Video-assisted cardioscopy has been employed in several operations including closure of ventricular septal defects, mitral valvuloplasty, and repositioning of transcatheter clamshell devices [4]. Video-assisted cardioscopy may also help localize residual ventricular septal defects. Furthermore, VAC could potentially facilitate transcatheter techniques by helping position devices and thus increase the precision of an otherwise blind technique [3].
Potential complications related to VAC are valve laceration, ventricular or atrial wall perforation, and conduction system contusion [3]. We have not encountered these complications in our experience. Cardiopulmonary bypass or aortic cross-clamp times may need to be extended to allow extra time to achieve optimal visualization.

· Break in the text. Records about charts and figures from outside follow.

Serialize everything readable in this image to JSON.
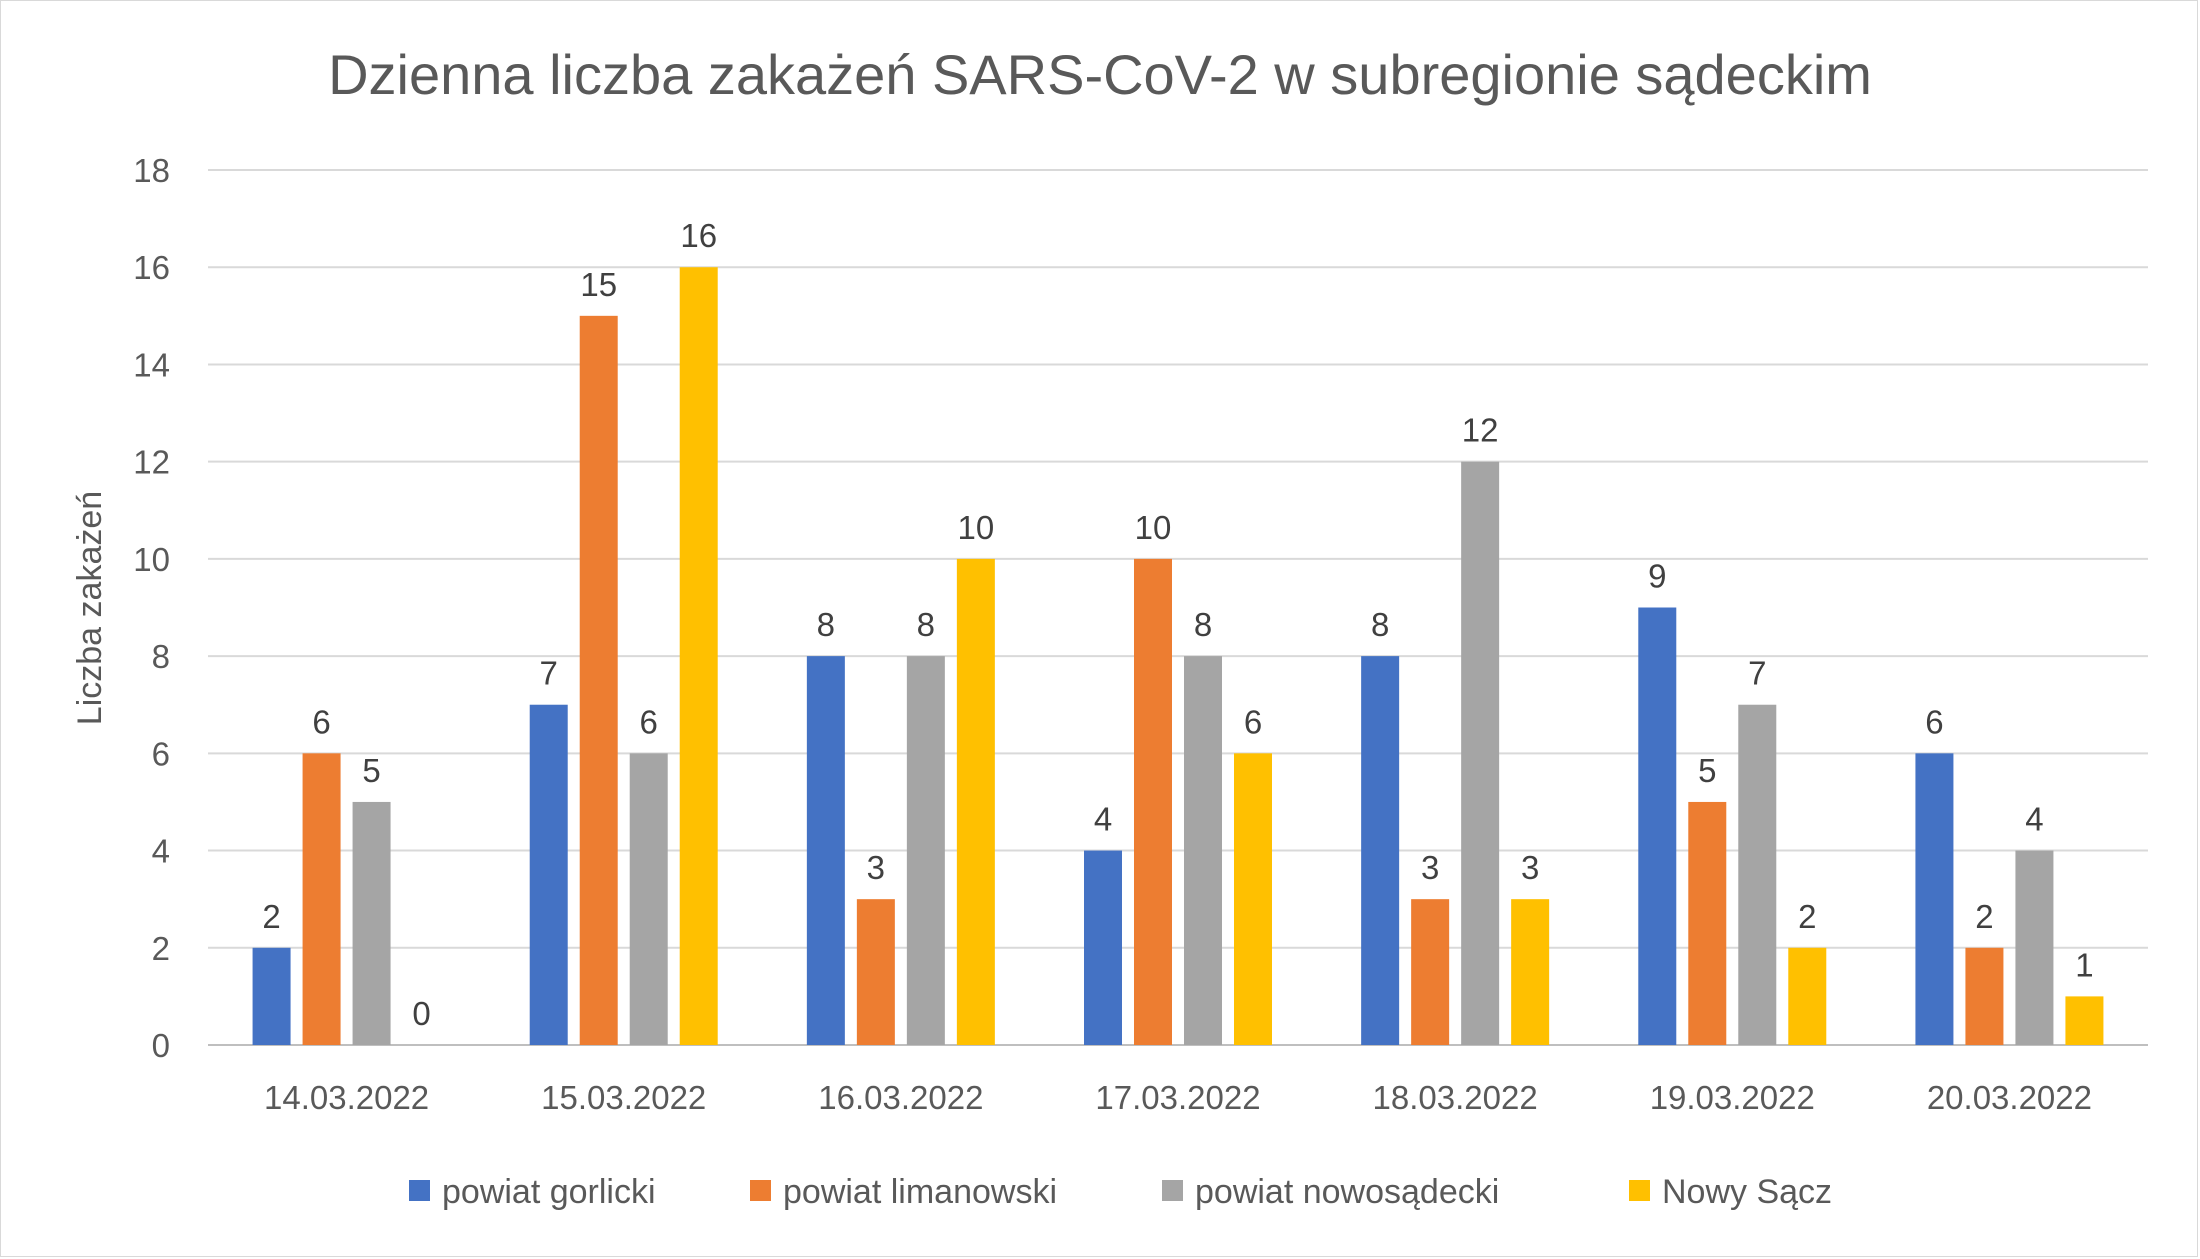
{
  "chart_data": {
    "type": "bar",
    "title": "Dzienna liczba zakażeń SARS-CoV-2 w subregionie sądeckim",
    "xlabel": "",
    "ylabel": "Liczba zakażeń",
    "ylim": [
      0,
      18
    ],
    "yticks": [
      0,
      2,
      4,
      6,
      8,
      10,
      12,
      14,
      16,
      18
    ],
    "grid": true,
    "legend_position": "bottom",
    "categories": [
      "14.03.2022",
      "15.03.2022",
      "16.03.2022",
      "17.03.2022",
      "18.03.2022",
      "19.03.2022",
      "20.03.2022"
    ],
    "series": [
      {
        "name": "powiat gorlicki",
        "color": "#4472C4",
        "values": [
          2,
          7,
          8,
          4,
          8,
          9,
          6
        ]
      },
      {
        "name": "powiat limanowski",
        "color": "#ED7D31",
        "values": [
          6,
          15,
          3,
          10,
          3,
          5,
          2
        ]
      },
      {
        "name": "powiat nowosądecki",
        "color": "#A5A5A5",
        "values": [
          5,
          6,
          8,
          8,
          12,
          7,
          4
        ]
      },
      {
        "name": "Nowy Sącz",
        "color": "#FFC000",
        "values": [
          0,
          16,
          10,
          6,
          3,
          2,
          1
        ]
      }
    ]
  }
}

Therapeutic modalities for the treatment of left ventricular thrombus remain controversial. Previously described approaches include anticoagulation and thrombus removal via ventriculotomy. Video-assisted cardioscopy permits thrombus removal with minimal ventricular trauma. This facilitates more rapid recovery of the myocardium from the inflammatory process without the additional injury of a ventriculotomy. Further studies are required to evaluate the range of potential applications of VAC. This case represents an additional example of how minimally invasive surgical techniques can be applied to minimize surgical trauma. We have used this particular approach to treat a variety of lesions of the mitral valve, left ventricle, left ventricular outflow tract, aortic valve, and ascending aorta. We now often modify this approach by limiting the length of the skin incision and only dividing the manubrium; a dual-stage venous cannula and venting through the dome of the left atrium facilitate this limited incision. The combination of VAC and minimally invasive cardiac surgery allows minimally traumatic access to lesions of the left ventricular outflow tract without compromising visualization. As instrumentation and technology improve, additional applications will develop.